Membros da Singularity University descrevem a necessidade de nos reconectarmos com o hábito da alimentação por conta do seu poder regenerativo, assim como o uso dos dados na prevenção de doenças

O atual cenário global em que o modelo de vida exige uma quarentena, o uso de aplicativos para a entrega de quase tudo tornou-se ainda mais comum. No entanto, a economista italiana e fundadora do Instituto da Comida do Futuro Sara Roversi defendeu a necessidade de existir uma reconexão com os alimentos, ainda mais no cenário da pandemia do novo coronavírus, durante uma palestra online da Singularity University, na última quarta-feira (18).

Com um mercado avaliado em US$ 8 trilhões e dados do Painel Intergovernamental sobre Mudanças Climáticas que mostram a existência de mais pessoas sofrendo com a obesidade (2,1 bilhões) no mundo do que passando fome (805 milhões), Sara abordou o poder regenerativo que os alimentos podem trazer, em um momento que as pessoas buscam a auto-otimização, ou seja uma melhora contínua seja no lado físico ou mental.

Alimentação com poder regenerativo

alimentação

(Foto: Shutterstock)

“Comida é vida, energia, nutrição, amor, família, experiência, comunidade, tradições, cultura, e uma conexão profunda com a nossa identidade e língua”, comentou a especialista italiana, que ainda descreveu o estágio de prateleiras vazias em alguns mercados do seu país. “No atual cenário nós estamos buscando pelas nossas necessidades básicas.” 

Sara explicou que durante muito tempo nos acostumamos a sair para comer, mas que agora as pessoas retornaram para cozinhar em casa. Porém, existem países, como o Brasil, em que prédios estão sendo construídos sem cozinhas.

“Se as cozinhas não existem onde vamos compartilhar experiências? Agora temos acesso a produtores locais próximos das nossas casas. E o que vamos comer? Menos comida processada e nos alimentarmos juntos. Seremos forçados e realizar este recomeço cultural que nos dará a possibilidade de entender o poder da comida, que passa por energias, cultura, cuidado, tradição, inclusão, diversão e prazer,” explicou.

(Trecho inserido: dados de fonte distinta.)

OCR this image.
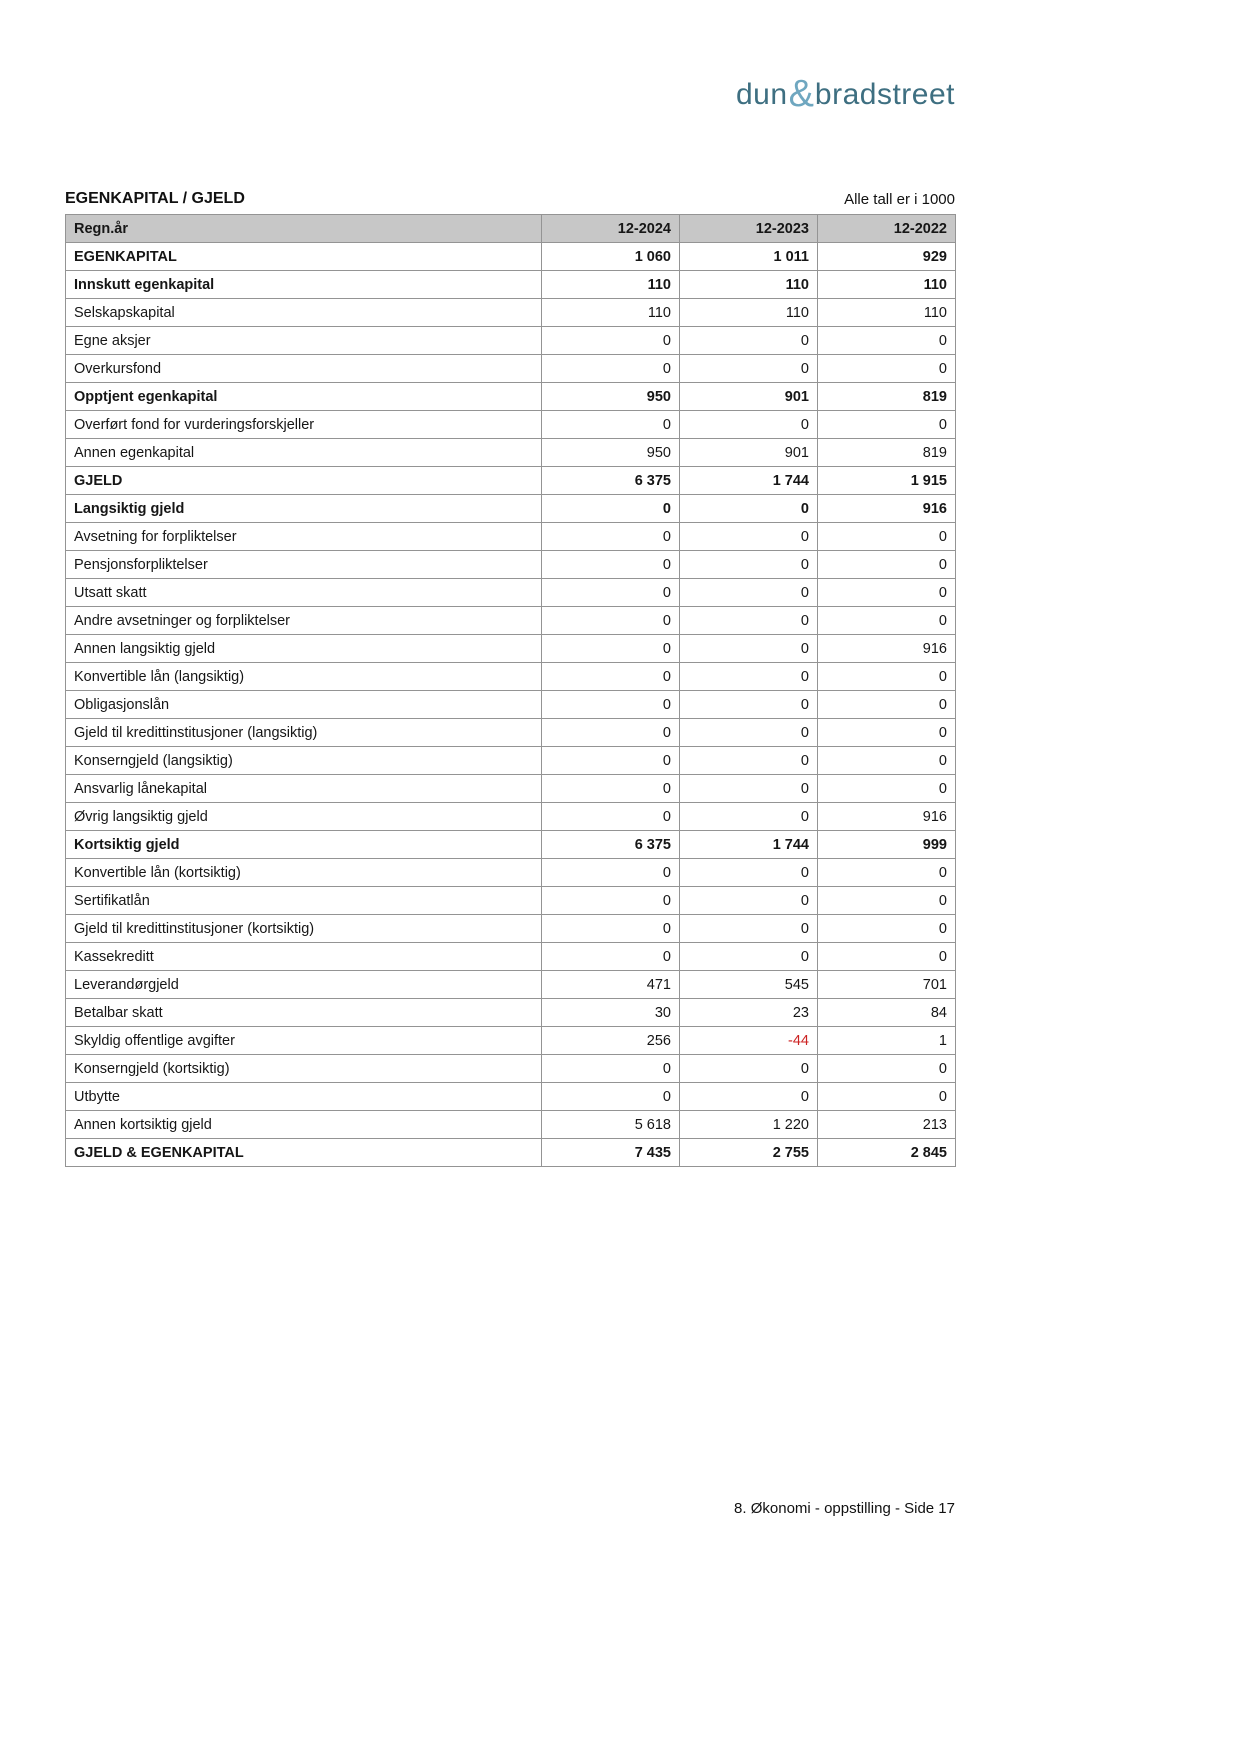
dun&bradstreet
EGENKAPITAL / GJELD	Alle tall er i 1000
Regn.år	12-2024	12-2023	12-2022
EGENKAPITAL	1 060	1 011	929
Innskutt egenkapital	110	110	110
Selskapskapital	110	110	110
Egne aksjer	0	0	0
Overkursfond	0	0	0
Opptjent egenkapital	950	901	819
Overført fond for vurderingsforskjeller	0	0	0
Annen egenkapital	950	901	819
GJELD	6 375	1 744	1 915
Langsiktig gjeld	0	0	916
Avsetning for forpliktelser	0	0	0
Pensjonsforpliktelser	0	0	0
Utsatt skatt	0	0	0
Andre avsetninger og forpliktelser	0	0	0
Annen langsiktig gjeld	0	0	916
Konvertible lån (langsiktig)	0	0	0
Obligasjonslån	0	0	0
Gjeld til kredittinstitusjoner (langsiktig)	0	0	0
Konserngjeld (langsiktig)	0	0	0
Ansvarlig lånekapital	0	0	0
Øvrig langsiktig gjeld	0	0	916
Kortsiktig gjeld	6 375	1 744	999
Konvertible lån (kortsiktig)	0	0	0
Sertifikatlån	0	0	0
Gjeld til kredittinstitusjoner (kortsiktig)	0	0	0
Kassekreditt	0	0	0
Leverandørgjeld	471	545	701
Betalbar skatt	30	23	84
Skyldig offentlige avgifter	256	-44	1
Konserngjeld (kortsiktig)	0	0	0
Utbytte	0	0	0
Annen kortsiktig gjeld	5 618	1 220	213
GJELD & EGENKAPITAL	7 435	2 755	2 845
8. Økonomi - oppstilling - Side 17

Na visão dela, até muito recente, produtos eram desenvolvidos para as pessoas, com a mentalidade de convencê-las a comprarem. Nos últimos, as companhias passaram a desenvolver o que as pessoas querem. Porém, agora é preciso pensar em uma nova forma que é, pensar no que o planeta precisa.

Produção dos alimentos no futuro

A  fundadora do Instituto da Comida do Futuro também avaliou como as novas tecnologias terão um papel no futuro dos alimentos. “Tecnologias exponenciais estão acelerando a nossa relação com o meio ambiente, produção de alimentos e o nosso acesso à comida. A comida passou de ser um medicamento para possibilitar ‘super poderes’. O poder dos alimentos é o nosso medicamento real”, disse.

Sara concluiu ao comentar que até 2050 quase 70% da população mundial viverá em metrópolis e com isso ela vê a necessidade de redesenhar a produção de alimentos, com o desenvolvimento de plantações urbanas, através de sistemas inteligentes. E isso pode mudar a nossa relação com o alimento.

Dados para auto-otimização e resistência à doenças

Sabine Seymour, doutora em economia e ciências sociais,especialista em sensores e dados biométricos, pontuou, no mesmo dia da palestra online, o que o compartilhamento de dados, com ética, pode causar nas nossas vidas.

“O uso de dados ambientais e biométricos, capturados por dispositivos, como anéis e relógios inteligentes, serem para estudar os sistemas de imunidade das pessoas infectadas hoje e entender no futuro”, afirmou a especialista na intersecção entre sensores, dados e o corpo humano.

Mas para isso que aconteça Sabina disse que é necessário a criação de algoritmos sem viés e que protejam a privacidade dos dados das pessoas para limitar a expansão de pandemias. Ela também comentou que o novos negócios precisam estar de acordo com o Regulamento Geral sobre a Proteção de Dados Europeu (GDPR).

“E com esta quantidade de dados teremos evidências em um mundo digitalizado para entender porque alguém fica doente e o comportamento inteiro desta pessoa. Isso servirá para desenvolver cuidados de saúde personalizados”, comentou a especialista austríaca conhecida por seu trabalho em tecnologia.

Para aumentar o nosso sistema imune e a resistência, Sabine apontou que devemos ter uma mentalidade holística composta por medicamentos sintéticos, terapias alternativas, alimentação e exercícios. Por fim, ela disse que além da necessidade de digitalizar o corpo, a tecnologia de ser utilizada de forma humanizada para criar novos modelos de negócios.